Paragraph (iv) basically closes a loophole which may have existed for systems which talk to only
one endpoint at once (see my comments under (i), above). You can't take a polled system and
put a sectoral antenna on it and be permitted under the rules. You have to have some sort of
more advanced antenna system. I.E. something which beamforms or similar.
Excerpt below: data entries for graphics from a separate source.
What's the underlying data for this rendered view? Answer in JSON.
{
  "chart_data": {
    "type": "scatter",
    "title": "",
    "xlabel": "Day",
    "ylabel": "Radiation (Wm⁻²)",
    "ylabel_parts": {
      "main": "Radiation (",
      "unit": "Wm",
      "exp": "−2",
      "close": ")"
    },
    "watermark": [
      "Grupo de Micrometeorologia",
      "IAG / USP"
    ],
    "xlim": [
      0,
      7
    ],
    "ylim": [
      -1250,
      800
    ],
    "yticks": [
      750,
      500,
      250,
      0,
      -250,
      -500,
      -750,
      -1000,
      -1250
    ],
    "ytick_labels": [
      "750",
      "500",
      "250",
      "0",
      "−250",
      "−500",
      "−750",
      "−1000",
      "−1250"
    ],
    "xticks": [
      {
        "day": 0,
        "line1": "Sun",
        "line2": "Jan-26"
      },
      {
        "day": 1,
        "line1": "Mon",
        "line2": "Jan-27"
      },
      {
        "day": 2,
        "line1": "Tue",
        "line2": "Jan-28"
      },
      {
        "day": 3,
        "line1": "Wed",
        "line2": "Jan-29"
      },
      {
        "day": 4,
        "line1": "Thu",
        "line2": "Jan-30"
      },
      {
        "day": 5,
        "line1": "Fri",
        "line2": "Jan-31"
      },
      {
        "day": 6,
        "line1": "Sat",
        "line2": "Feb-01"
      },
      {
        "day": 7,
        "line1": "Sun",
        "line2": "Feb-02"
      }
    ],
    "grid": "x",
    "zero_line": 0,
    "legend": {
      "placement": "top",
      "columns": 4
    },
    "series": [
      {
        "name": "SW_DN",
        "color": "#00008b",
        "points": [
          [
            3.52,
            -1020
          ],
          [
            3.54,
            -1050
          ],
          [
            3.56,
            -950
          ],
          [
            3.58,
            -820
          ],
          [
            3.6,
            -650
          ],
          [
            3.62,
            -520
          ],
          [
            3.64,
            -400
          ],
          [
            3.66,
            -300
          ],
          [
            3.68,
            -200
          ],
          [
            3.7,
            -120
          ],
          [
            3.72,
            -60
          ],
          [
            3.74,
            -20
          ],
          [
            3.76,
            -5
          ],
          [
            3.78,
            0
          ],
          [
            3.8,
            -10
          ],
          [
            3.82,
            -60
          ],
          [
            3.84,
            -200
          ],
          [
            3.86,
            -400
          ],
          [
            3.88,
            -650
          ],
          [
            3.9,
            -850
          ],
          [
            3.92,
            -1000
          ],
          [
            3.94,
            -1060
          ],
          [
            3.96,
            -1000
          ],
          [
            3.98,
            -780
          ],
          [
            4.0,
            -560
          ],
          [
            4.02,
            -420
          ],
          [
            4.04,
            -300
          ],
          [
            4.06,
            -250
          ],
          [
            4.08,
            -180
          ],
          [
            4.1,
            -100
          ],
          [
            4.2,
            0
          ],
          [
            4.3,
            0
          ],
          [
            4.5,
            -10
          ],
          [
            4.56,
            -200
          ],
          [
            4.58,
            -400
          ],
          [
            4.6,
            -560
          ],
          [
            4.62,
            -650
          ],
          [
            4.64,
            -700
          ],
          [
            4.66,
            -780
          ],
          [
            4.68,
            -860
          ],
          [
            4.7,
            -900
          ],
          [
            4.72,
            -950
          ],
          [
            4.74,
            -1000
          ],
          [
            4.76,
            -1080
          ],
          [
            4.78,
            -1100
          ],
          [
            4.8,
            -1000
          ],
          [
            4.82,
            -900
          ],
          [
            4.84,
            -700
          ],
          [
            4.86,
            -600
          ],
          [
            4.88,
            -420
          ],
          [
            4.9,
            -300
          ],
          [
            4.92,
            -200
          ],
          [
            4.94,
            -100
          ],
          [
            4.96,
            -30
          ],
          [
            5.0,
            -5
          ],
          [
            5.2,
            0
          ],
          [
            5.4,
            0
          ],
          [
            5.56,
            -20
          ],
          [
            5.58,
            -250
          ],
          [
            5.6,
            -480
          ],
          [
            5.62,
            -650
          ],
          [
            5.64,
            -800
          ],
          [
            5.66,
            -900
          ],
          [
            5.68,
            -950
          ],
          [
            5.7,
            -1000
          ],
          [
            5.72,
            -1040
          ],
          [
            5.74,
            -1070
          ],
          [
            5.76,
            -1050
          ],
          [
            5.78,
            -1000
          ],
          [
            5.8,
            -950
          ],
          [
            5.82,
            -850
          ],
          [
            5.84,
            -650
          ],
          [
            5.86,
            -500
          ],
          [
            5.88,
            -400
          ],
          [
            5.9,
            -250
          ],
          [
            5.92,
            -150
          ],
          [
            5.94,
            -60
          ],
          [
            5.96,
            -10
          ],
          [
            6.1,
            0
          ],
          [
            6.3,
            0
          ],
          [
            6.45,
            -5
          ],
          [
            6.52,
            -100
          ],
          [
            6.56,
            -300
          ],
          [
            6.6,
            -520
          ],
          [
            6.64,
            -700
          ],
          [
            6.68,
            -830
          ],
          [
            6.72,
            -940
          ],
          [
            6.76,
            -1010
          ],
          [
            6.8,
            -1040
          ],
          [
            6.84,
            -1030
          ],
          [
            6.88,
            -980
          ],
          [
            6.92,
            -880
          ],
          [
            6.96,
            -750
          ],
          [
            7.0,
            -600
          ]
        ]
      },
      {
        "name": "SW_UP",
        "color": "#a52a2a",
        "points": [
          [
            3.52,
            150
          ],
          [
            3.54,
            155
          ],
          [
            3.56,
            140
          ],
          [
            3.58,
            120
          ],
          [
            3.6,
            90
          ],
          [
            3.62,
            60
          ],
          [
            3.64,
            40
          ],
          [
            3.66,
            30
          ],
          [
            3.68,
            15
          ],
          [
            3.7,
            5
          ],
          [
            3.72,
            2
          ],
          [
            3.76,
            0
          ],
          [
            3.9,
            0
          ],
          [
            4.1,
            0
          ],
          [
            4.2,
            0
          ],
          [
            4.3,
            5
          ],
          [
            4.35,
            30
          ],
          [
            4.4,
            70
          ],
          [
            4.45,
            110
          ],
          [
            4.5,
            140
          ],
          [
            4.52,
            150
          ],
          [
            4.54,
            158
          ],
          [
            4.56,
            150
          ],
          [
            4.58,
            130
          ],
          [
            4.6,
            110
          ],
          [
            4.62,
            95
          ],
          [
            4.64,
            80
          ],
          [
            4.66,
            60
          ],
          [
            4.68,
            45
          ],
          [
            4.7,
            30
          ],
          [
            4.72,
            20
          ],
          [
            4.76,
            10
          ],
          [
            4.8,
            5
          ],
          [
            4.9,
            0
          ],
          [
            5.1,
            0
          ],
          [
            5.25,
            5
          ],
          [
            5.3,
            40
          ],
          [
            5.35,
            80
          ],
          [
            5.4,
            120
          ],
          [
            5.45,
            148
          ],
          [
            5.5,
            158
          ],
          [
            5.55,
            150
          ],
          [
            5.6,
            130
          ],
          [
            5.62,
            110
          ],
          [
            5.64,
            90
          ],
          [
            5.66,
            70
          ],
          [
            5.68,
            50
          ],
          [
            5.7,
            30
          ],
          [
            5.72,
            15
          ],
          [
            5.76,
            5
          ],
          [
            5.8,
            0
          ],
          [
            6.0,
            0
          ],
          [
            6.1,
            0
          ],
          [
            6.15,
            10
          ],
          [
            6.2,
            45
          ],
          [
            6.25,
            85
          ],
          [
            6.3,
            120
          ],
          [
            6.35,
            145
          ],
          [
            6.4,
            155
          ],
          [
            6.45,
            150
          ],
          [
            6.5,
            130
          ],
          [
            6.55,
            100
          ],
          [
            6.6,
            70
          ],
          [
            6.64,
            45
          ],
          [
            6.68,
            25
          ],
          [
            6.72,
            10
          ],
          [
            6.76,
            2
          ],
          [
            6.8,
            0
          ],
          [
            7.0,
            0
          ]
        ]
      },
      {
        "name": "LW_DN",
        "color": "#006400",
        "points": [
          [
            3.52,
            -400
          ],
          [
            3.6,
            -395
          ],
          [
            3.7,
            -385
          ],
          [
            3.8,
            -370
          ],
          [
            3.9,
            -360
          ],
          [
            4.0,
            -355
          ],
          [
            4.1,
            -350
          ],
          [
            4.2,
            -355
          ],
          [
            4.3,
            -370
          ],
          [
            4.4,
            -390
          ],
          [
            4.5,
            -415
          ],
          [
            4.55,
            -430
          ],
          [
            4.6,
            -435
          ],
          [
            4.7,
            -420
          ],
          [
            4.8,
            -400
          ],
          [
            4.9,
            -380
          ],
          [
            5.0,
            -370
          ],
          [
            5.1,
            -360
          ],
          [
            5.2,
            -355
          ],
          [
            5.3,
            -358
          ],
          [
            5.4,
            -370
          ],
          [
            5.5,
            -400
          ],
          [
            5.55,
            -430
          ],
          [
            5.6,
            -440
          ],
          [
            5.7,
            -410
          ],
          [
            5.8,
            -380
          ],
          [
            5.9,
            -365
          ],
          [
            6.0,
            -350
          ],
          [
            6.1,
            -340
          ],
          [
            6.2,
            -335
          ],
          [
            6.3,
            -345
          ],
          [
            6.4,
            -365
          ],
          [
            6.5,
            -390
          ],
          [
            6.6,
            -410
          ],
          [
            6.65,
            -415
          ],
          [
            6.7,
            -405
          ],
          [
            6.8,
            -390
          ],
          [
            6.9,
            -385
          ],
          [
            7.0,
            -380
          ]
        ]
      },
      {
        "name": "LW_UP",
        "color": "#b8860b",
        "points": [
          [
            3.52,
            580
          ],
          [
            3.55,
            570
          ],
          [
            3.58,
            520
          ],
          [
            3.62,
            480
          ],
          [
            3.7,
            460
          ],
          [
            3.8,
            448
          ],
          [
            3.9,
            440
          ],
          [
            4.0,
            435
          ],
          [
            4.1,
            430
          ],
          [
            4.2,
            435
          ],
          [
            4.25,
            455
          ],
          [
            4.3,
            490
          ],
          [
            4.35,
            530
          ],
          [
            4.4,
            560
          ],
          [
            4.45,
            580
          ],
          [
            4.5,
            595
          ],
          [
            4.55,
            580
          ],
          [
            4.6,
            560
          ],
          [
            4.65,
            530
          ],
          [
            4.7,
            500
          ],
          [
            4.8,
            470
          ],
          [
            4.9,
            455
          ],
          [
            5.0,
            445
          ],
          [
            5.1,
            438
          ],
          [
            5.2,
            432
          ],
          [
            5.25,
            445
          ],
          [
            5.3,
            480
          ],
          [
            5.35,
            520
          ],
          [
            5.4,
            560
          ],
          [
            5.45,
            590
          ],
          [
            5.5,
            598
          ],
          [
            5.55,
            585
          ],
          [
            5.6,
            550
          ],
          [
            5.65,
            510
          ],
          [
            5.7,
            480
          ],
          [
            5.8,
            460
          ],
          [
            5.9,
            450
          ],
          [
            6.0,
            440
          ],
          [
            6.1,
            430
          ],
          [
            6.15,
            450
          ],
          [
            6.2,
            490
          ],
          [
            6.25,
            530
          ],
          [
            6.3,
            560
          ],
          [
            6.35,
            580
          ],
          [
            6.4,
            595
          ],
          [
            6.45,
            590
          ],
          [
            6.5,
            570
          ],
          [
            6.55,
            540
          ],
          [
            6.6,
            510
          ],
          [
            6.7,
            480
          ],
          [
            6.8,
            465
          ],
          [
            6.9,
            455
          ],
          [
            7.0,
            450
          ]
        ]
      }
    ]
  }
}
The remainder of this section deals with out of band limits and power spectral density limits,
which aren't all that interesting to WISPs, so I have omitted them.
Summary.
Although the FCC's rule changes were expected to make significant changes which would benefit
WISPs, it seems that the rule changes actually do very little. Specifically:
1) The rules appear to not permit WISP's to change antennas at will. The rules do appear to
make it easier and less expensive for manufacturers to authorize additional antennas for use with
their systems, but the responsibility still appears to be with the manufacturer to authorize the
antennas.
2) Although the FCC said in their Report & Order that they were wanting to permit sectoral
antennas under the point-to-point rules, no traditional point-to-multipoint sectoral system appears
to be able to comply with the new rules. Instead, a system must do some sort of dynamic
beamforming (or direct beams in a given direction in some other sort of dynamic way), and must
talk to a single station at a time. Or, put a different way, beamform, transmit, repeat.
I would love to be wrong in both of these cases. It would make my life as a WISP a lot easier in
some cases. Unfortunately, I'm not convinced that I am. If someone from the FCC would like
to further clarify any of the above issues, I would love to hear from them.